Para discutir isso, gostaria de firmar alguns pontos:
1) Antes de tudo, temos que nos
livrar de certas bobagens que circulam por aí com facilidade com ares de
conhecimento verdadeiro e pensamento crítico a respeito do Brasil em comparação
com os outros países. Bobagens do tipo que nós
aqui não temos verdadeiro nacionalismo, amor pela pátria, respeito pelos
símbolos e datas nacionais, conhecimento de nossa própria história, admiração
por nossos heróis e estadistas, orgulho de nossas raízes e de nossos feitos
etc., enquanto que eles lá, os povos
dos países ditos desenvolvidos, têm todos esses traços, que os franceses vibram
e choram cantando La Merseillaise, que crianças, jovens e adultos norte-americanos
conhecem de cor os fatos principais da Revolução Americana, da Guerra de
Secessão, do Dia D, da Crise dos Mísseis, do Movimento dos Direitos Civis etc.,
que ingleses admiram Churchill como um herói histórico incriticável e têm um
respeito quase religioso pelas figuras da Família Real, que os japoneses
estariam dispostos a dar a vida sem hesitar para manter a grandeza e a orgulho
de sua nação etc. Isso é uma bobagem sem par, que revela, essa sim, uma
mentalidade fortemente colonial. Os povos desses países são como os de todos os
países modernos: burgueses, consumistas, ignorantes, mal informados, comedores
de fast food, reféns da grande mídia,
alienados dos problemas políticos exceto quando afetam seus interesses (ou
quando a grande mídia diz que afetam) e absolutamente indiferentes aos
símbolos, datas, heróis ou qualquer outra coisa ligada à imagem da nação. Se
alguns deles responderiam afirmativamente à pergunta sobre se têm orgulho de seu
país, é mais por ignorância e automatismo do que por reconhecimento bem
informado e verdadeira paixão por sua nação. Da mesma maneira, devemos afastar
a ideia de que o culto aos esportistas, astronautas, artistas e cientistas “nacionais”

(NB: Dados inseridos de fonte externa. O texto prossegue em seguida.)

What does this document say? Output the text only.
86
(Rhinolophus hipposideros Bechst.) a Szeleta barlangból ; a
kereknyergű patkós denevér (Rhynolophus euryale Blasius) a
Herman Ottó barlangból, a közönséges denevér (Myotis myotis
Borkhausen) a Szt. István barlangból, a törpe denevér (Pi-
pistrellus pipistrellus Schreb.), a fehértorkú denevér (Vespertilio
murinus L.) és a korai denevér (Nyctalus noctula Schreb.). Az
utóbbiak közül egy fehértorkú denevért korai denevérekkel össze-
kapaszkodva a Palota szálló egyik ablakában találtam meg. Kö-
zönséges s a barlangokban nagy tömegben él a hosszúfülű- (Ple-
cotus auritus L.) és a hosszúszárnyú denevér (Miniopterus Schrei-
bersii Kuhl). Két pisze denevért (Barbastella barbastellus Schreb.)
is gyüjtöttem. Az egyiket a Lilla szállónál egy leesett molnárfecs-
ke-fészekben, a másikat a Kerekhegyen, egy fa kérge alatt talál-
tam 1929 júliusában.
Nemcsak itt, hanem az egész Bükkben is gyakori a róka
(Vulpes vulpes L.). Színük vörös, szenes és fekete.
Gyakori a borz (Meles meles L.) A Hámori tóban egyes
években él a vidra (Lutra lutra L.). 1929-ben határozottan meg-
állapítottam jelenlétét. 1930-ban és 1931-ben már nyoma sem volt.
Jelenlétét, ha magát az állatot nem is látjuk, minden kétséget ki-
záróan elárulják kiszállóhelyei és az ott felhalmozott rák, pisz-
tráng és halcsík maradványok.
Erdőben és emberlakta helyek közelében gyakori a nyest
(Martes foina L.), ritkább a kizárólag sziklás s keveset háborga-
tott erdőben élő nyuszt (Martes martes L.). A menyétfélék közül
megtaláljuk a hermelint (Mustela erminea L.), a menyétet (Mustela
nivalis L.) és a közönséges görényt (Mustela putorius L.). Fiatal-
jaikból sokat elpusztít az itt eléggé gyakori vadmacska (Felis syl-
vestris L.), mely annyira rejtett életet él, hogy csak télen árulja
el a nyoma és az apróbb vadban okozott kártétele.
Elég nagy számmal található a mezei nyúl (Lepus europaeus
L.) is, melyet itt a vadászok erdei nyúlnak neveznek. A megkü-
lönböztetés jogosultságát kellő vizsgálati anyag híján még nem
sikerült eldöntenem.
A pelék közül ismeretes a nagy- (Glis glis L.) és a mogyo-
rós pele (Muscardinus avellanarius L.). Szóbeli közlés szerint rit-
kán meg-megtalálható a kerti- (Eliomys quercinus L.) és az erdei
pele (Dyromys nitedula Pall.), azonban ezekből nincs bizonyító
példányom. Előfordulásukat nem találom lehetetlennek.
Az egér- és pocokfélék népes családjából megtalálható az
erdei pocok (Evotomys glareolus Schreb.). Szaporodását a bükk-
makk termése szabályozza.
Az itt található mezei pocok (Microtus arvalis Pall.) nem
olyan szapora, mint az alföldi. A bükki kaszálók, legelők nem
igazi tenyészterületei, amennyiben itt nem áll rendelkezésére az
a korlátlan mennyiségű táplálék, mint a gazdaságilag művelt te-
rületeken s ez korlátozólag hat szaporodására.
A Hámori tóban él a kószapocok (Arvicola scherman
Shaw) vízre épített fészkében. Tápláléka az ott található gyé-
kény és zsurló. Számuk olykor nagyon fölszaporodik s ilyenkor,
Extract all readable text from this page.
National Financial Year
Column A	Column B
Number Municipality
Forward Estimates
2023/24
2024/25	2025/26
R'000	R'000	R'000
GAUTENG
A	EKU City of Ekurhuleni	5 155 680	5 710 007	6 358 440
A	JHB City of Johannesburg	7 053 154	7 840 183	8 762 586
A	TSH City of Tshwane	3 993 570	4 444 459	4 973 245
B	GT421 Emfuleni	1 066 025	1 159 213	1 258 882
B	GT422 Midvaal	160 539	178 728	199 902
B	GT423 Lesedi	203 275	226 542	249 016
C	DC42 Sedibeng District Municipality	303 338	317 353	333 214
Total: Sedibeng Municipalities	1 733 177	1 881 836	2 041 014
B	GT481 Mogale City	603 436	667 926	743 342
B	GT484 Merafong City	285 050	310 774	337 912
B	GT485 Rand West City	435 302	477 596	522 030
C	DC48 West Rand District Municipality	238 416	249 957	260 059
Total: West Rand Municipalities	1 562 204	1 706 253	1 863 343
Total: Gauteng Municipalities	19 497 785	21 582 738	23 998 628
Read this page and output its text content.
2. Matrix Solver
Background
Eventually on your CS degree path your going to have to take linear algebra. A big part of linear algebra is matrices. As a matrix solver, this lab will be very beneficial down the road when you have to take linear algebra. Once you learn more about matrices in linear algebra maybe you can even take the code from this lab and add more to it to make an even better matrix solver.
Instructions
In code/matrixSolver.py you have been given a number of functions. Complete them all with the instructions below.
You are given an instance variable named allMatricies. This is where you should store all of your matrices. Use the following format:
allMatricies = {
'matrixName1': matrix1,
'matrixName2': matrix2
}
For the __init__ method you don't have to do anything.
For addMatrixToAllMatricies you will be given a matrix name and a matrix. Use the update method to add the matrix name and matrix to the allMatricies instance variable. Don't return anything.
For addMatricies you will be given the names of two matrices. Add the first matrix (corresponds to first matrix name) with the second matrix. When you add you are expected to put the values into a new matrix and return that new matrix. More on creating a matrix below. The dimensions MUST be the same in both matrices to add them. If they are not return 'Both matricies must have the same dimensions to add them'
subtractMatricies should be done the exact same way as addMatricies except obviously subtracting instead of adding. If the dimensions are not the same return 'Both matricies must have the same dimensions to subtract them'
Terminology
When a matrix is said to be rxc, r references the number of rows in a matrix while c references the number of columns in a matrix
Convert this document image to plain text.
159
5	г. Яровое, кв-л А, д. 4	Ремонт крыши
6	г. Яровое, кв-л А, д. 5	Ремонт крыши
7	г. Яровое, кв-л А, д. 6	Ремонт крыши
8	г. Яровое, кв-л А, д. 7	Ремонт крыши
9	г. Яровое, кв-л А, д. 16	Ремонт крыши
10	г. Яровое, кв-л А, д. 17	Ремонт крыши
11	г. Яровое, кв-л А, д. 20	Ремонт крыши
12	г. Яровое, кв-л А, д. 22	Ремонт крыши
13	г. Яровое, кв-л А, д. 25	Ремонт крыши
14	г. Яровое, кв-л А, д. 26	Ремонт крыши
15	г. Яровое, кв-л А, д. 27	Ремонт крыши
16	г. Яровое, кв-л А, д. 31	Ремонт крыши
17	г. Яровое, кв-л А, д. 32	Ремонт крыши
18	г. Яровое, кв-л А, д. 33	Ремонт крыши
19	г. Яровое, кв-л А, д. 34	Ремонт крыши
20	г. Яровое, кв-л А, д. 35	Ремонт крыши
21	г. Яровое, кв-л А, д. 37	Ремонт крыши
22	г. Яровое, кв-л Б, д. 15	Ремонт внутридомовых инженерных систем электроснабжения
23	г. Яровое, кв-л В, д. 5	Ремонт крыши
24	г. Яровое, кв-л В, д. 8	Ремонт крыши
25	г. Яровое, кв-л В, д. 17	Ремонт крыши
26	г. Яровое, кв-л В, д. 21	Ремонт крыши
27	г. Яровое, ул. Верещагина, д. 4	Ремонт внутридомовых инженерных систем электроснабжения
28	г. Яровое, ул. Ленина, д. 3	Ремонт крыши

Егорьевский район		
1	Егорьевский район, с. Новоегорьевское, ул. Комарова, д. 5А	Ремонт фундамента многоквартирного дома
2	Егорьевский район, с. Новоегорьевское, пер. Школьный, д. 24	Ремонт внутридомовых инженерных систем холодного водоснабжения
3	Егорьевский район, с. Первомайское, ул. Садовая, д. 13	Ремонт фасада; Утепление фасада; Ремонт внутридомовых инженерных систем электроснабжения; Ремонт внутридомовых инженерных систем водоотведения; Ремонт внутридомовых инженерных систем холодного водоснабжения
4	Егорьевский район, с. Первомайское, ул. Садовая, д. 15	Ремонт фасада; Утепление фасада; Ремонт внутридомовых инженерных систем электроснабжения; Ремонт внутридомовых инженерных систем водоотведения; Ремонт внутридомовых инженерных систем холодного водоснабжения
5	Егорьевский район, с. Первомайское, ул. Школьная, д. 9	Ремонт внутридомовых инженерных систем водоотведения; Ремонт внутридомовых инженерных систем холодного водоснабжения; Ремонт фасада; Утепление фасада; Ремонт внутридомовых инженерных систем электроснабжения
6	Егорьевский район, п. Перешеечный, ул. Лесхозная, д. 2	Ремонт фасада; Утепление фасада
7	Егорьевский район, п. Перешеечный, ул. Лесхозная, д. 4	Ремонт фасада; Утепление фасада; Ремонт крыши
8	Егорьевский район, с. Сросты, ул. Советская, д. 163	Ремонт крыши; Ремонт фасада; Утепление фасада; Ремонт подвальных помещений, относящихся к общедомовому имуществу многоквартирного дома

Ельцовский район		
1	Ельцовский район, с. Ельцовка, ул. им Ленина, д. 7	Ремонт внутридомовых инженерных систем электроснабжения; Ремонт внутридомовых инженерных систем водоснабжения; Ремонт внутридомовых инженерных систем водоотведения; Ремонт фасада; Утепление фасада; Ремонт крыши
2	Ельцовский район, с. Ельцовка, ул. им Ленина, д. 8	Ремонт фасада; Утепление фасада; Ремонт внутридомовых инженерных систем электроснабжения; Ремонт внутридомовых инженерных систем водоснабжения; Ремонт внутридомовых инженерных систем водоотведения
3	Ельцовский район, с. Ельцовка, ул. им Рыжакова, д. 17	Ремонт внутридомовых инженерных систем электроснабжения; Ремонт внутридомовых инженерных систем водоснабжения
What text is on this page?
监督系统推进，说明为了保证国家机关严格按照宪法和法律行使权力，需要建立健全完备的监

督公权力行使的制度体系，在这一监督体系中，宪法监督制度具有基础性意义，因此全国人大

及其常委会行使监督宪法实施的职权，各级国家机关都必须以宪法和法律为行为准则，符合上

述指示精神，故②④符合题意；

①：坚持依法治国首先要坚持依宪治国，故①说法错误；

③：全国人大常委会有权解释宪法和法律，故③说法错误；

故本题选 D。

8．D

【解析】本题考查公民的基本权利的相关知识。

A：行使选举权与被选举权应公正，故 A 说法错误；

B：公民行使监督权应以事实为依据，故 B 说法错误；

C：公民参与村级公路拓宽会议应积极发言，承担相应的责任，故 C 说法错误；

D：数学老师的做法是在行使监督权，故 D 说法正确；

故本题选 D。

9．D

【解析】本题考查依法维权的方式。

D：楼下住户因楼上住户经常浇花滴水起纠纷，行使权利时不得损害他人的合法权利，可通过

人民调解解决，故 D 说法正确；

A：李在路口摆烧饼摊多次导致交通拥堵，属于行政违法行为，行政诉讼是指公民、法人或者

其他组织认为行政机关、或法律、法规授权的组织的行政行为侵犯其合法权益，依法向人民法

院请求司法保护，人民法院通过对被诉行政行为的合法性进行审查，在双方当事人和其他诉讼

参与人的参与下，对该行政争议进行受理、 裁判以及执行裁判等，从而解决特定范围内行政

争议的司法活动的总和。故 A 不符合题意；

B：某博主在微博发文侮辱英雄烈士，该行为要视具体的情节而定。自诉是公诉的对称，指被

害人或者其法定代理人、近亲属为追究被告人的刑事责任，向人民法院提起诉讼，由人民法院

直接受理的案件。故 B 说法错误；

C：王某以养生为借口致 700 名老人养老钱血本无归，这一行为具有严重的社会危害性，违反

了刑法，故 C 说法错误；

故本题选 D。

seja manifestação de nacionalismo espontâneo: Não é, é mera reação de massa a
símbolos, ícones e personalidades cuja importância é criada e alimentada pela
grande mídia. A imagem do povo visceralmente envolvido com sua própria história
e com seus símbolos, a qual sempre foi mais propaganda que realidade, é hoje
quase que inteiramente uma peça de marketing político-militar no plano externo e
político-conservador no plano interno. Enquanto tomarmos isso por realidade,
vamos acreditar que apenas no Brasil temos um “problema” que é na verdade uma
característica do mundo moderno em geral.
2) Tendo agora consciência de que o
desvanecimento do espírito nacionalista não é um fenômeno apenas local, e sim global,
podemos discutir suas raízes. O nacionalismo foi uma estratégia, não espontânea,
e sim criada por longo e intenso estímulo político e financeiro, de criação de
um espírito de unidade histórica e cultural para legitimar as fronteiras
artificiais dos Estados-Nacionais do Séc. XVIII e XIX. Foi obra de artistas,
escritores, músicos, historiadores, jornalistas e políticos que se apropriaram
da história à sua maneira, adaptando-a nos pontos convenientes para criar para
o povo a impressão de que aqueles grupos sociais agora reunidos sob a mesma
fronteira sempre tinham sido o mesmo
povo, sempre tinham tido muito em comum e deviam se ver como verdadeiros
irmãos, enquanto que aqueles que caíram do lado de lá da fronteira, esses não,
esses sempre tinham sido outro povo, falado
outra língua, crido noutro Deus, vivido sob outros costumes, cantado outras
canções, invejado nossa grandeza e nossa forma de vida superior. Dessa forma, a
ideia de que devíamos nos defender uns aos outros no plano interno e competir e,
se necessário, guerrear com os outros no plano externo ganhava plena
legitimação. O motivo pelo qual conflitos no plano interno deviam buscar o
acordo, enquanto conflitos no plano externo poderiam terminar em guerra era
agora muito claro: entre nós o entendimento é possível, porque falamos a mesma língua,
partilhamos a mesma história e cultura, enfim, somos da mesma comunidade, temos
a mesma identidade, sabemos quem somos e nos queremos bem nessa igual pertença.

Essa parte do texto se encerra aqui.